Near Labouche, the landscape became more like a barren moonscape, surrounded by mountain, rocks and rubble. That night, two members, Jamie Zubari and Joe Williams, stayed behind because they felt daunted by the thought of taking on thinner air at Gorak Shep.
Expedition notes, recording events on 19 April, said: ‘The first close-up sighting of Everest really draws the breath of the expedition… After a further 30 minutes, we come face to face with the famed and notorious Khumbu Icefall. Several specks are moving upwards… We are witnessing this season’s Everest summit attempts before our eyes. We keep going… (and) descend into Gorak Shep. Again, we all have ‘a moment’ as not only Gorak Shep, but our cricket ground comes in to view. We make our way down and it’s not long—not much more than 30 minutes—before the teams are walking on the ground and are deciding which way the wicket should face.’
Soon a committee comprising captains, umpires and selected players was formed to prepare the pitch for the games. They got down to the task by engaging the locals in the clearing of stones, pebbles and rocks in the playing area.

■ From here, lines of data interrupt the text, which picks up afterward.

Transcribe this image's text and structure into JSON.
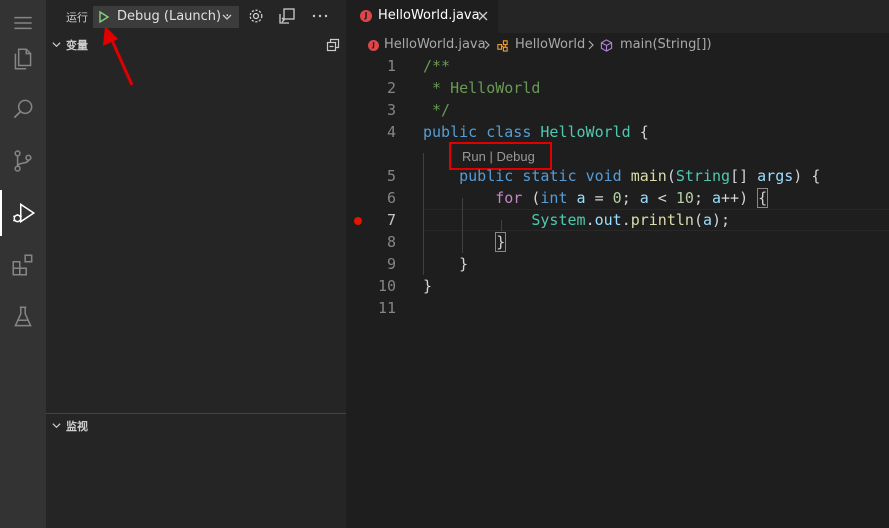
{
  "sidebar": {
    "run_label": "运行",
    "config_name": "Debug (Launch)",
    "config_suffix": "·",
    "sections": {
      "variables": "变量",
      "watch": "监视"
    }
  },
  "editor": {
    "tab_label": "HelloWorld.java",
    "file_badge": "J",
    "breadcrumb": [
      "HelloWorld.java",
      "HelloWorld",
      "main(String[])"
    ],
    "line_numbers": [
      "1",
      "2",
      "3",
      "4",
      "5",
      "6",
      "7",
      "8",
      "9",
      "10",
      "11"
    ],
    "codelens": {
      "run": "Run",
      "sep": "|",
      "debug": "Debug"
    },
    "current_line": 7
  },
  "colors": {
    "activity_bar": "#333333",
    "sidebar": "#252526",
    "editor": "#1e1e1e",
    "annotation_red": "#e00000",
    "breakpoint": "#e51400"
  }
}
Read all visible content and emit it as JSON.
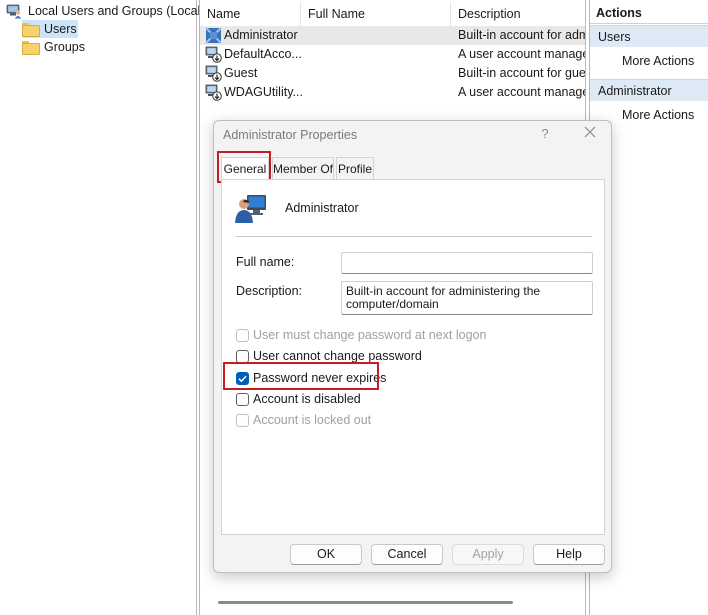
{
  "tree": {
    "root_label": "Local Users and Groups (Local)",
    "items": [
      {
        "label": "Users",
        "selected": true
      },
      {
        "label": "Groups",
        "selected": false
      }
    ]
  },
  "list": {
    "columns": [
      "Name",
      "Full Name",
      "Description"
    ],
    "rows": [
      {
        "name": "Administrator",
        "full_name": "",
        "description": "Built-in account for adm",
        "selected": true
      },
      {
        "name": "DefaultAcco...",
        "full_name": "",
        "description": "A user account manage",
        "selected": false
      },
      {
        "name": "Guest",
        "full_name": "",
        "description": "Built-in account for gue",
        "selected": false
      },
      {
        "name": "WDAGUtility...",
        "full_name": "",
        "description": "A user account manage",
        "selected": false
      }
    ]
  },
  "actions": {
    "title": "Actions",
    "sections": [
      {
        "header": "Users",
        "link": "More Actions"
      },
      {
        "header": "Administrator",
        "link": "More Actions"
      }
    ]
  },
  "dialog": {
    "title": "Administrator Properties",
    "help_glyph": "?",
    "tabs": [
      "General",
      "Member Of",
      "Profile"
    ],
    "active_tab": "General",
    "username": "Administrator",
    "full_name_label": "Full name:",
    "full_name_value": "",
    "description_label": "Description:",
    "description_value": "Built-in account for administering the\ncomputer/domain",
    "checkboxes": [
      {
        "label": "User must change password at next logon",
        "checked": false,
        "disabled": true
      },
      {
        "label": "User cannot change password",
        "checked": false,
        "disabled": false
      },
      {
        "label": "Password never expires",
        "checked": true,
        "disabled": false
      },
      {
        "label": "Account is disabled",
        "checked": false,
        "disabled": false
      },
      {
        "label": "Account is locked out",
        "checked": false,
        "disabled": true
      }
    ],
    "buttons": {
      "ok": "OK",
      "cancel": "Cancel",
      "apply": "Apply",
      "help": "Help"
    }
  },
  "colors": {
    "highlight_red": "#c21d22",
    "selection_blue": "#cce4f7",
    "action_section_bg": "#ddeaf6",
    "checkbox_checked": "#005fb8"
  }
}
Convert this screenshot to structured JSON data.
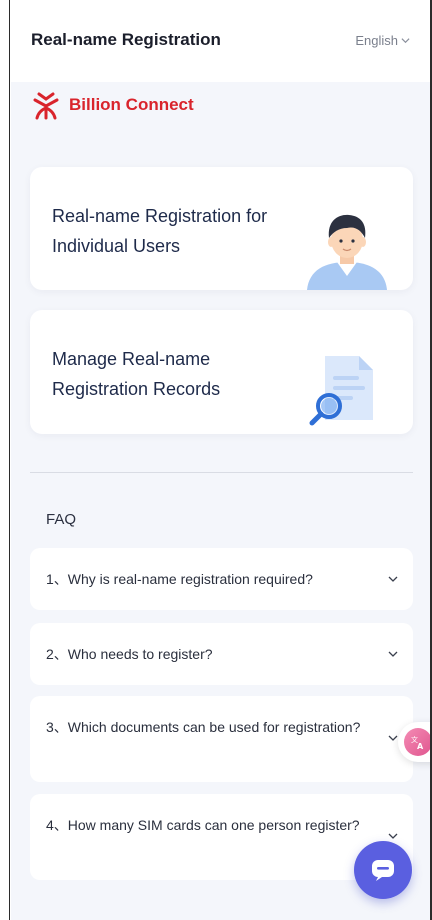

On 20 April, after nine gruelling days, it was time for a face-off between Hillary and Tenzing. Both teams practised on the pitch, with Hillary captain Glen Lowis observing that the wicket was “surprisingly good with reasonable bounce”.
Match day, 21 April. The match started at 9.30 am. Hillary won the toss and elected to bat first. Here is a match report by freelancer Alan Curr, who was with the team: ‘Today Team Hillary claimed a historic victory over Team Tenzing at 5,165 metres above sea level, the win being sealed when captain Glen Lowis bowled fellow Kiwi Mike Preston. Hillary went off to a terrific start, after winning the toss and batting Lowis and Cardiff cricket club captain David Kirtley put on 82 for the first wicket, with Kirtley striking four sixes on his way to a 34-ball 45, the top score of the day… Some lusty blows from Chris Palmer and Charlie Campbell helped Hillary to a competitive total of 152 for 5.’
The last word was appropriately left to Lowis. On the Queen’s birthday, he emulated his countryman, Sir Edmund Hillary, in achieving a first on the slopes of Everest as he led his side to victory in the highest-ever game of cricket.